DAOs are bootstrapped by incubators and aggregates like Molecule.xyz and Bio.xyz, helping them to reach the right audience and scale. Some DAOs utilize IP NFTs, tokenizing a particular type of molecule, drug, or research, acting as a financial instrument on-chain.
DAOs are the most popular expression of DeSci, to the point where many think this is the be-all-and-end-all of the field. In reality, DeSci can take many pathways - and there’s a growing frustration with the drawbacks of DAOs. Community funding helps people drive research towards what’s important to them, but it does little for execution. There must be appropriate infrastructures for long-term incentive alignment. That’s where Bittensor steps in.
The new wave of on-chain science
On Bittensor, you can gear distributed compute towards precise research goals. Miners contribute to set tasks, with validators checking their contributions for quality. Rather than focusing on crowdfunding, people can leverage the protocol to perform scientific tasks, leveraging a competitive pool of miners to propel continuous progress.
The upshot: a decentralized method of actually conducting research, rather than simply a voting mechanism and a funding tool. While DAOs definitely have their place, at their core they’re a system of raising capital, rather than a machine designed for leveraging resources, generating meaningful intelligence, and powering relentless improvement.
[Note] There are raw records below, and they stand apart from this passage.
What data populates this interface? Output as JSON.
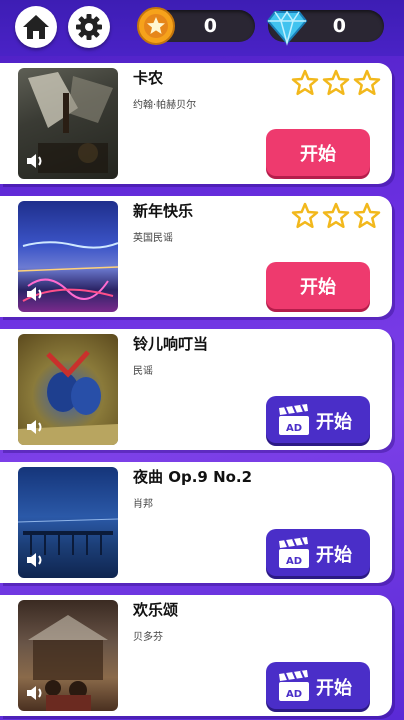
{
  "header": {
    "coins": "0",
    "gems": "0"
  },
  "colors": {
    "background": "#6a2fe0",
    "start_button": "#ee3a6e",
    "ad_button": "#4a2ec8",
    "star_outline": "#f2b81c"
  },
  "songs": [
    {
      "title": "卡农",
      "artist": "约翰·帕赫贝尔",
      "stars_earned": 0,
      "stars_total": 3,
      "action": "开始",
      "requires_ad": false
    },
    {
      "title": "新年快乐",
      "artist": "英国民谣",
      "stars_earned": 0,
      "stars_total": 3,
      "action": "开始",
      "requires_ad": false
    },
    {
      "title": "铃儿响叮当",
      "artist": "民谣",
      "action": "开始",
      "requires_ad": true
    },
    {
      "title": "夜曲 Op.9 No.2",
      "artist": "肖邦",
      "action": "开始",
      "requires_ad": true
    },
    {
      "title": "欢乐颂",
      "artist": "贝多芬",
      "action": "开始",
      "requires_ad": true
    }
  ]
}
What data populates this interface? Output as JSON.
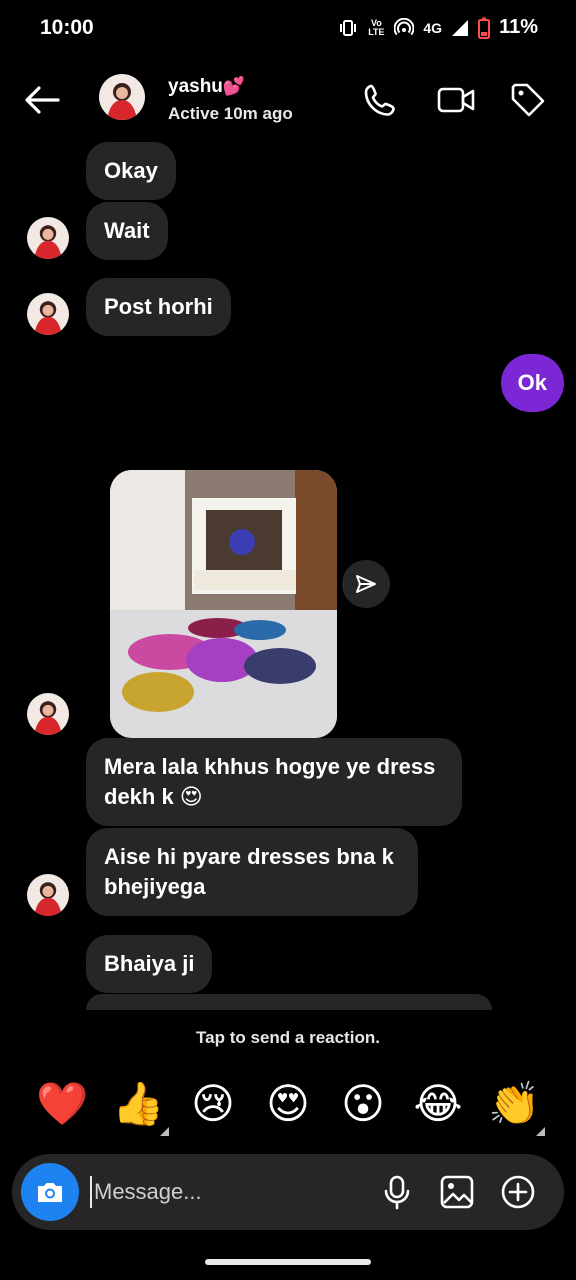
{
  "status_bar": {
    "time": "10:00",
    "network": "4G",
    "volte": "Vo LTE",
    "battery": "11%",
    "icons": [
      "vibrate-icon",
      "volte-icon",
      "hotspot-icon",
      "signal-icon",
      "battery-low-icon"
    ]
  },
  "header": {
    "contact_name": "yashu",
    "name_emoji": "💕",
    "active_status": "Active 10m ago",
    "icons": [
      "back-arrow-icon",
      "phone-icon",
      "video-camera-icon",
      "tag-icon"
    ]
  },
  "messages": [
    {
      "from": "them",
      "text": "Okay"
    },
    {
      "from": "them",
      "text": "Wait"
    },
    {
      "from": "them",
      "text": "Post horhi"
    },
    {
      "from": "me",
      "text": "Ok"
    },
    {
      "from": "them",
      "type": "photo"
    },
    {
      "from": "them",
      "text": "Mera lala khhus hogye ye dress dekh k 😍"
    },
    {
      "from": "them",
      "text": "Aise hi pyare dresses bna k bhejiyega"
    },
    {
      "from": "them",
      "text": "Bhaiya ji"
    }
  ],
  "reaction_hint": "Tap to send a reaction.",
  "reactions": [
    "❤️",
    "👍",
    "😢",
    "😍",
    "😮",
    "😂",
    "👏"
  ],
  "composer": {
    "placeholder": "Message...",
    "icons": [
      "camera-icon",
      "microphone-icon",
      "gallery-icon",
      "plus-circle-icon"
    ],
    "accent": "#1e83f0"
  },
  "colors": {
    "background": "#000000",
    "incoming_bubble": "#262626",
    "outgoing_bubble": "#7b27d6"
  }
}
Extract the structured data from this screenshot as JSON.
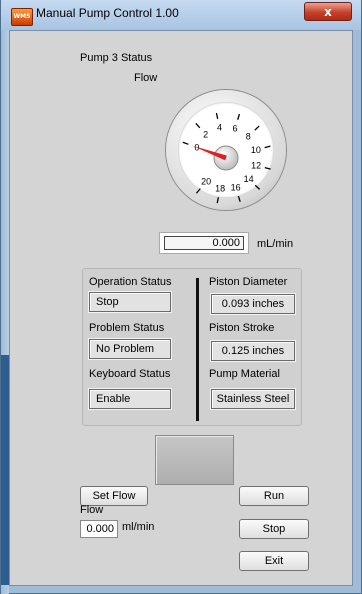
{
  "window": {
    "title": "Manual Pump Control  1.00",
    "icon_label": "WMS",
    "close_symbol": "x"
  },
  "header": {
    "pump_status_label": "Pump 3 Status",
    "flow_label": "Flow"
  },
  "gauge": {
    "ticks": [
      "0",
      "2",
      "4",
      "6",
      "8",
      "10",
      "12",
      "14",
      "16",
      "18",
      "20"
    ],
    "value": 0,
    "min": 0,
    "max": 20,
    "needle_color": "#e02020"
  },
  "flow_readout": {
    "value": "0.000",
    "unit": "mL/min"
  },
  "status": {
    "operation_label": "Operation Status",
    "operation_value": "Stop",
    "problem_label": "Problem Status",
    "problem_value": "No Problem",
    "keyboard_label": "Keyboard Status",
    "keyboard_value": "Enable"
  },
  "specs": {
    "diameter_label": "Piston Diameter",
    "diameter_value": "0.093 inches",
    "stroke_label": "Piston Stroke",
    "stroke_value": "0.125 inches",
    "material_label": "Pump Material",
    "material_value": "Stainless Steel"
  },
  "controls": {
    "set_flow_label": "Set Flow",
    "flow_label": "Flow",
    "flow_input_value": "0.000",
    "flow_unit": "ml/min",
    "run_label": "Run",
    "stop_label": "Stop",
    "exit_label": "Exit"
  }
}
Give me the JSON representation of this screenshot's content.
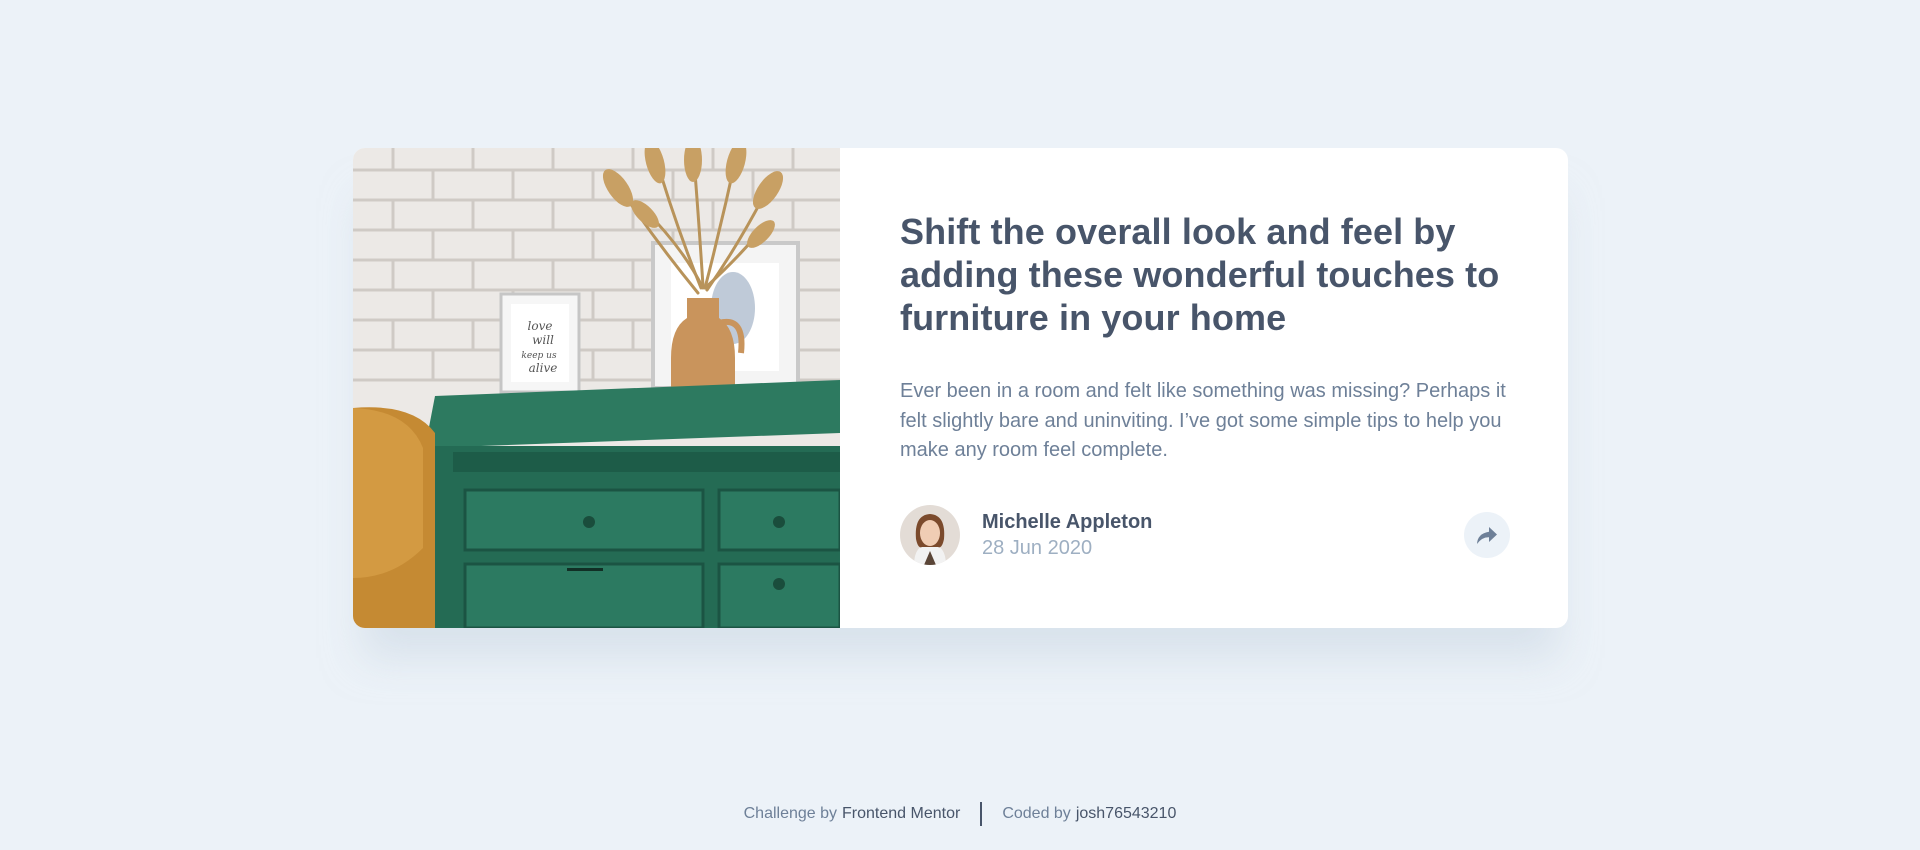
{
  "card": {
    "image": {
      "alt": "Green drawers with a vase of dried grass and framed pictures against a white brick wall",
      "frame_text": [
        "love",
        "will",
        "keep us",
        "alive"
      ]
    },
    "title": "Shift the overall look and feel by adding these wonderful touches to furniture in your home",
    "description": "Ever been in a room and felt like something was missing? Perhaps it felt slightly bare and uninviting. I’ve got some simple tips to help you make any room feel complete.",
    "author": {
      "name": "Michelle Appleton",
      "date": "28 Jun 2020"
    },
    "share_icon": "share-icon"
  },
  "attribution": {
    "challenge_prefix": "Challenge by",
    "challenge_link": "Frontend Mentor",
    "coded_prefix": "Coded by",
    "coded_link": "josh76543210"
  },
  "colors": {
    "background": "#ecf2f8",
    "card": "#ffffff",
    "title": "#48556a",
    "body_text": "#6e8098",
    "muted_text": "#9eafc2"
  }
}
Bittensor is an intelligence engine - point it towards the work and with the right incentive it can be done. In mid-2024, we chaperoned Bittensor's first steps into DeSci - with the launch of SN25, we showed the world how to fold proteins on-chain. Over time, we expanded it to include docking. Now, it's being designed to tackle a range of DeSci problems. Scientists see the vision, and they're supporting the creation of strict, codified and meticulous competitions that bring the type of narrow results needed in STEM - all whilst being built using open and on-chain methods.
Bittensor’s place in science
As of June 2025, a year since SN25’s launch, there are four DeSci subnets, focused on life sciences and protein folding, drug discovery, cancer research, and graph optimization problems. That’s small compared to other networks, but Bittensor functions a little differently. There’s a higher threshold for interdisciplinary knowledge - teams need a clear pathway towards breakthroughs in the scientific world, plus a strong commercial proposition and a solid grasp of Bittensor’s ecosystem, which is based on the fundamentals of game theory.
That’s a high bar, but the results are worth it. Mainframe exemplifies this. Our partnership with Rowan Scientific, a chemical computation startup, has led to the generation of high quality data via density-functional theory (DFT) for neural network potentials, used in bioorganic simulations. Mainframe allows Rowan to aid in drug discovery and materials science so they can train further neural network potentials, used to approximate the energy of a system of atoms.
Rather than raising funds via DAOs, scientists can harness a distributed pool of miners, setting up precise competitions that incentivize the necessary computations, which in turn propels continuous change. Hands-on experience, relentless improvement.
The future of DeSci
This is just the start. Researchers see the potential in Bittensor - they’re beginning to understand that its architecture is ripe for expanding the scientific space. And what’s more, it’s not all tied to a token’s success. A subnet’s merits are related to its infrastructure, precision, and team. As Bittensor expands, expect to see more decentralized science projects emerge.
DAOs will always have a place, but researchers are coming to learn that decentralization can support their work beyond tokenization. Mainframe revealed what’s possible - and researchers are starting to notice.